Our data source is very dynamic, some objects can be created and delete at a high rate (access tokens). When we trying to back up this data, we get errors: "Failed to copy: failed to open source object". We are OK with this. How can we continue to backup objects that are still there (the most)? Our backup process all the time fails because of such errors.
What is your rclone version (output from rclone version)
latest
Which OS you are using and how many bits (eg Windows 7, 64 bit)
Docker image debian:stretch-slim
Which cloud storage system are you using? (eg Google Drive)
IBM Cloud Object Storage
The command you were trying to run (eg rclone copy /tmp remote:tmp)
Am I understanding it that basically the issue is that you have a file, the file is about to be backed up and from the source, it's gone so you get an error since it can't find it on the source?
Yes. In our source, we have many temporary files (tokens)
We don't need to backup them, but we can't distinguish short time tokens from long time tokens.
If during copying some file is not found, was deleted, it's ok, it should not be copied.
We would want to ignore such type of errors.
Is it possible?
That is a great idea. It will reduce the time from listing the file to transferring the file. If you make it too small it will impact performance. It will also impact the ETA times in the stats.
I think probably what you want is to set --retries 1 so rclone only tries once to do the backup, otherwise it will keep trying and keep getting a different set of errors.
We will try this option, thanks. We always have not more than 1000 objects, we will try to break it into chunks of 100
But it means that the action will fail in this 1 retry. There is a small chance that after retry it will take a list that won't be changed during copying. We don't change retries, it's 3 by default
Whether should be any correlation between --max-backlog and --transfers ?
is it preferable that the backlog value be a multiple of transfers?
if I set them the same value, will this work optimally?
thanks
I found that when I decrease the value of max-backlog backup for small buckets (with a few files) takes much more time than before, but backup for big buckets (with a lot of files) takes much less time.
When --max-backlog=1 backup of the bucket with 18 000 files takes a few seconds (!!??), but the backup of the bucket with 90 files takes 5 minutes (!!??).
Can you explain this phenomenon?
I tried to run backup of only the small bucket and it finished in a few seconds
But when I run in parallel 20 small buckets, the last finishes in 5 min as I wrote
The big buckets run in parallel too.
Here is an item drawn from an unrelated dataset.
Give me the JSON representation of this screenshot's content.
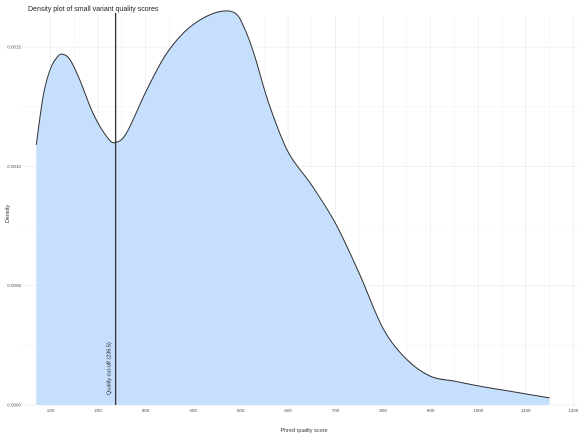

But in our specific case, they are not 20 but 11 buckets in parallel and the last finished in a few seconds
We got the error even with --max-backlog=1 --transfers=1:
ERROR : Attempt 1/3 failed with 13 errors and: failed to open source object: NoSuchKey: The specified key does not exist.
ERROR : Attempt 2/3 failed with 85 errors and: failed to open source object: NoSuchKey: The specified key does not exist.
ERROR : Attempt 3/3 failed with 7 errors and: failed to open source object: NoSuchKey: The specified key does not exist.
ERROR : sys/token/id/h0c6320540822dc11ded9481aa1eb5357f83fb5c92ea0bdd312b10f9f52379646: Failed to copy: failed to open source object: NoSuchKey: The specified key does not exist.
status code: 404, request id: 59e00cc2-3cfb-4bfc-b640-d5a78ff0be9f, host id:
I posted only the final line of every retry
I want it to retry because there is a chance that it will succeed (using default retry=3)
My questions
Why with max-backlogs=1 the error still occurs??
Can I add some other flag to avoid this type of errors?
It might be to do with eventual consistency of the listings. Most object storage systems are "eventually consistent" which means that the listings and the objects are allowed to get out of sync for "a while" as long as they get back in sync eventually.
I can't think of any. If you have files deleted during the transfer, then you will always get errors and cause a retry.